Reportage international

«Nous avons peur de l'avenir»: l'inquiétude en Jordanie face à l'Unrwa en péril

Publié le :

Les États-Unis ont annoncé, vendredi 26 janvier, suspendre tout futur financement à l'agence onusienne pour les réfugiés palestiniens (Unrwa). Samedi, plusieurs pays européens - le Royaume-Uni, l'Allemagne, l'Italie, les Pays-Bas, et la Finlande - ont rejoint les États-Unis, l'Australie et le Canada. La Jordanie compte le plus gros quota de réfugiés palestiniens enregistrés à l’Unrwa. L’agence est aujourd’hui en péril.

Des réfugiées palestiniennes dans une classe gérée par l'Unrwa en Jordanie. Le pays compte le plus gros quota de réfugiés palestiniens enregistrés à l’Unrwa.
Des réfugiées palestiniennes dans une classe gérée par l'Unrwa en Jordanie. Le pays compte le plus gros quota de réfugiés palestiniens enregistrés à l’Unrwa. © Hussein Malla / AP
Publicité

De notre correspondant à Amman,

Depuis vendredi dernier, Abu Ahmed, 56 ans, est en proie au doute. Suite à l’annonce de la suspension du financement de l’Unrwa par les États-Unis et plusieurs pays de l’Union européenne, Abu Ahmed craint de voir la situation de sa famille encore plus se dégrader. En particulier pour ses cinq enfants, tous inscrits gratuitement dans une école gérée par l’Unrwa.

« J’ai cinq enfants et je n’ai ni travail ni salaire fixe. Ils étudient tous dans les écoles de l’agence, et s’ils ferment l’école, je ne pourrais pas les inscrire dans les écoles privées, et ils seront privés d’éducation », craint-il.

2,2 millions de personnes qui dépendent de l’Unrwa en Jordanie

Services sociaux, sanitaire ou éducation, l’Unrwa en Jordanie vient en aide à près de 2,2 millions de personnes, vivant pour une bonne partie dans 10 des 13 camps de réfugiés palestiniens installés dans tout le pays.

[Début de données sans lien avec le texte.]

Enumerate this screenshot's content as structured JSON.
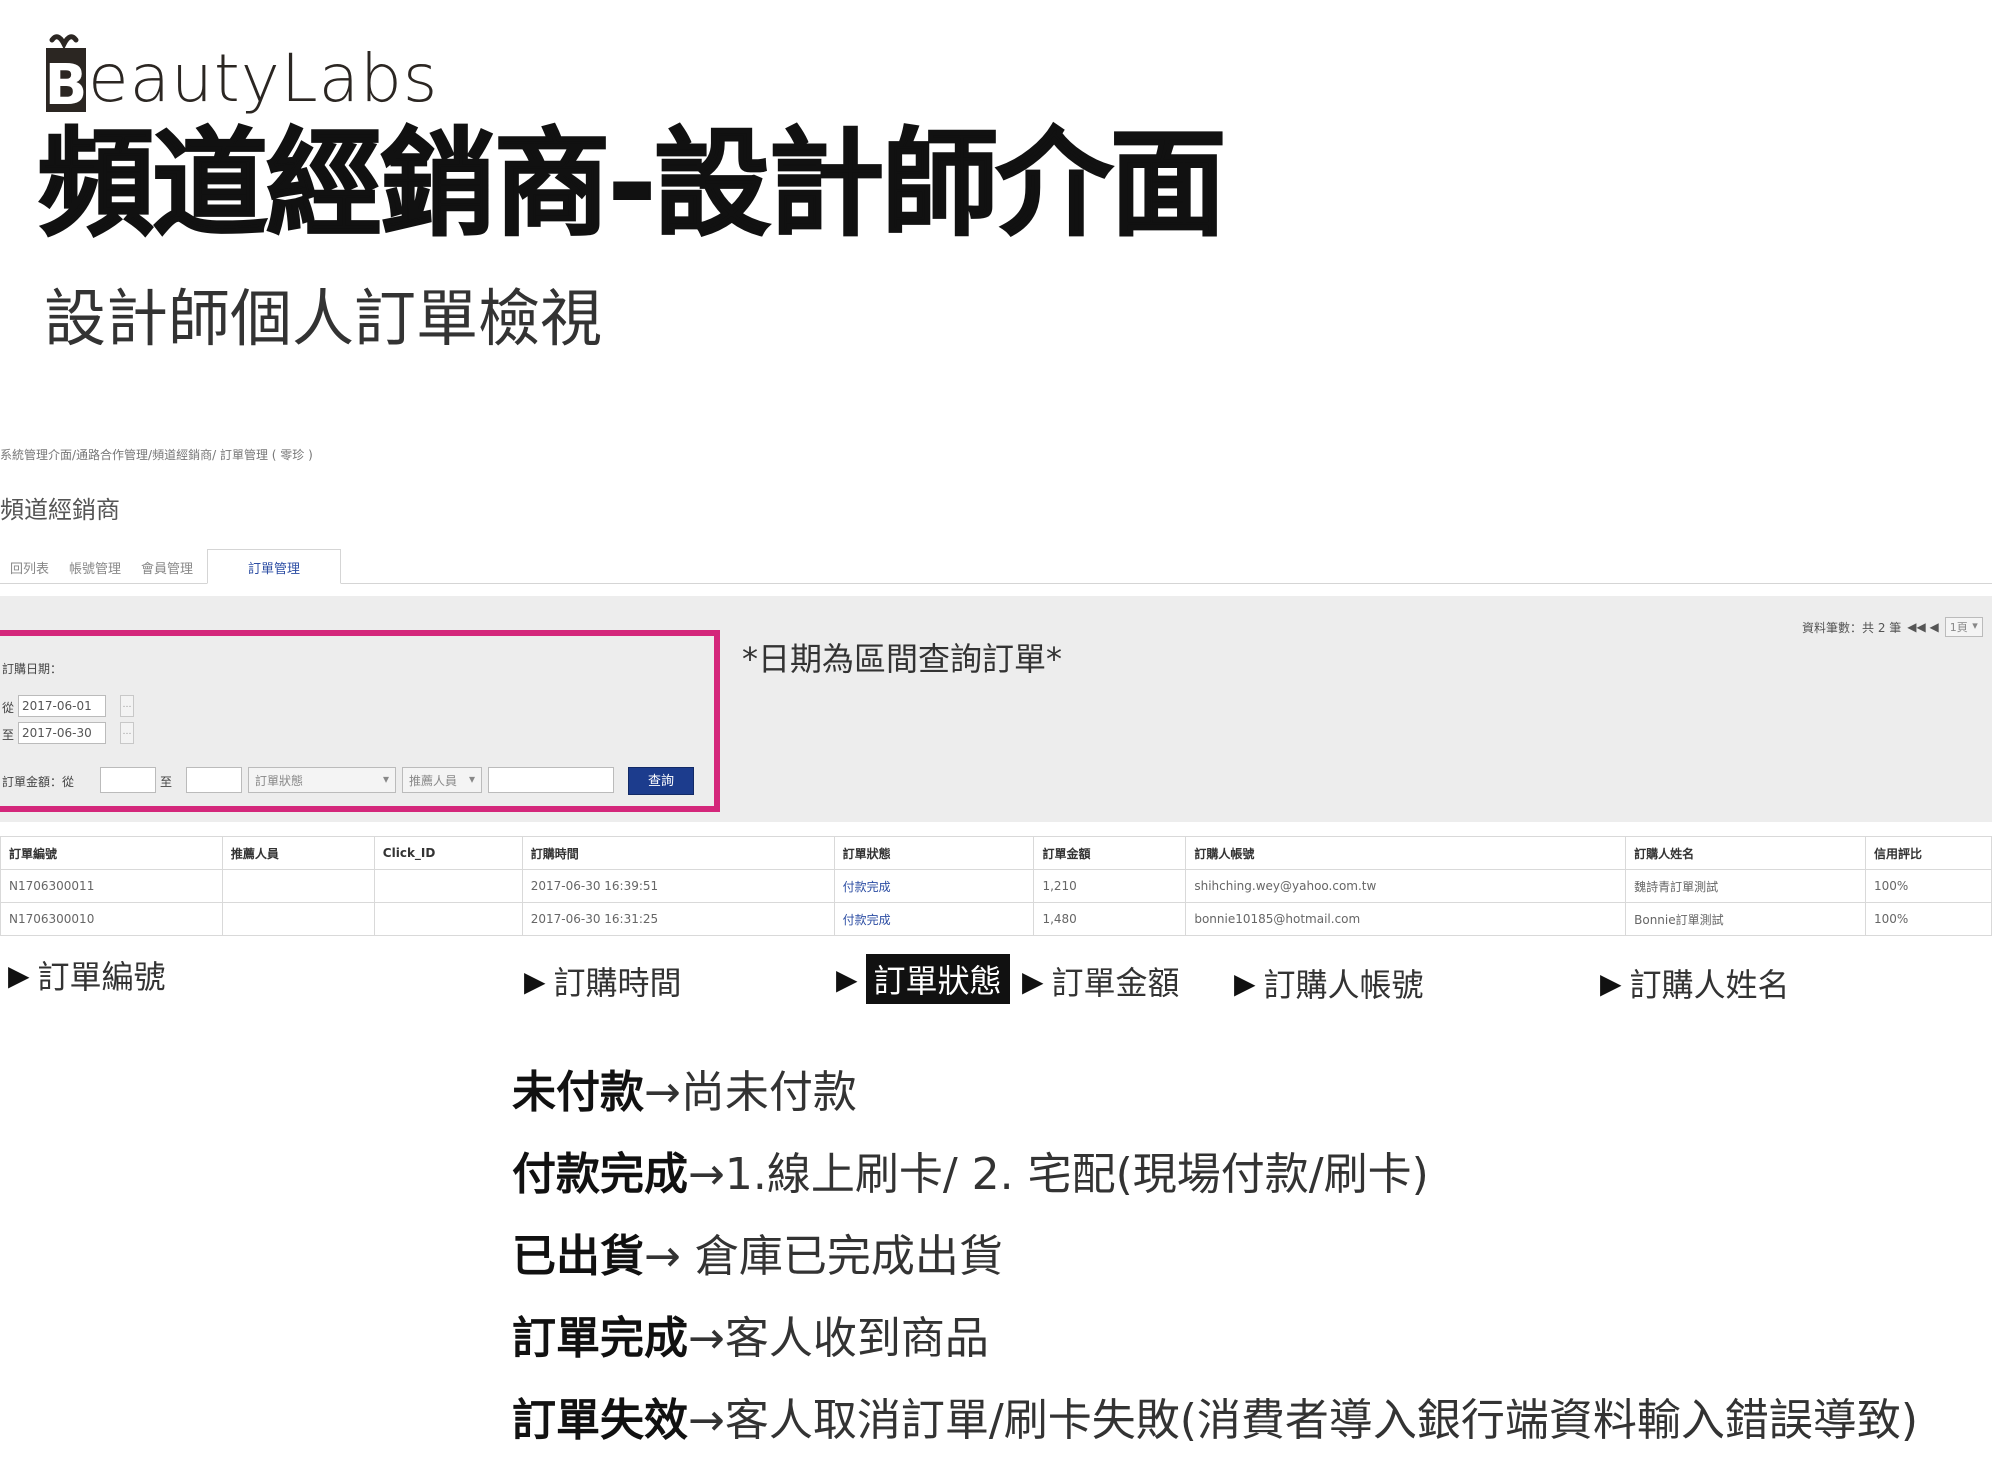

Pour faire fonctionner cette agence onusienne, 30 000 employés, en majorité des Palestiniens, travaillent au quotidien sur le terrain. Après l’annonce de la suspension des financements par les pays donateurs, et les accusations de participation aux attaques du 7 octobre sur des employés de l’agence à Gaza, tous ici craignent de perdre leur emploi et ont décidé de se mobiliser. L’un d’eux a accepté de s’exprimer en gardant l’anonymat.

« Rien n’est clair et nous ne pouvons rien dire pour l’instant. Ils disent qu’il n’y a pas le soutien des pays donateurs. Nous avons peur de l’avenir. Ce mois-ci, nous recevrons notre salaire, mais nous ne savons pas si nous recevrons un salaire le mois prochain », explique l’employé.

À lire aussiUnrwa: «Cette campagne doit aussi se comprendre comme une forme de punition collective de l’agence»

Tenter de maintenir un maximum de neutralité politique

Déjà soumis depuis une quinzaine d’années à des purges budgétaires par les principaux pays donateurs, l’agence onusienne se bat depuis toujours pour tenter de maintenir un maximum de neutralité politique dans son fonctionnement, punir l’ensemble de l’agence pour les écarts de quelques employés est une erreur majeure des pays donateurs, selon le chercheur Jalal al-Husseini.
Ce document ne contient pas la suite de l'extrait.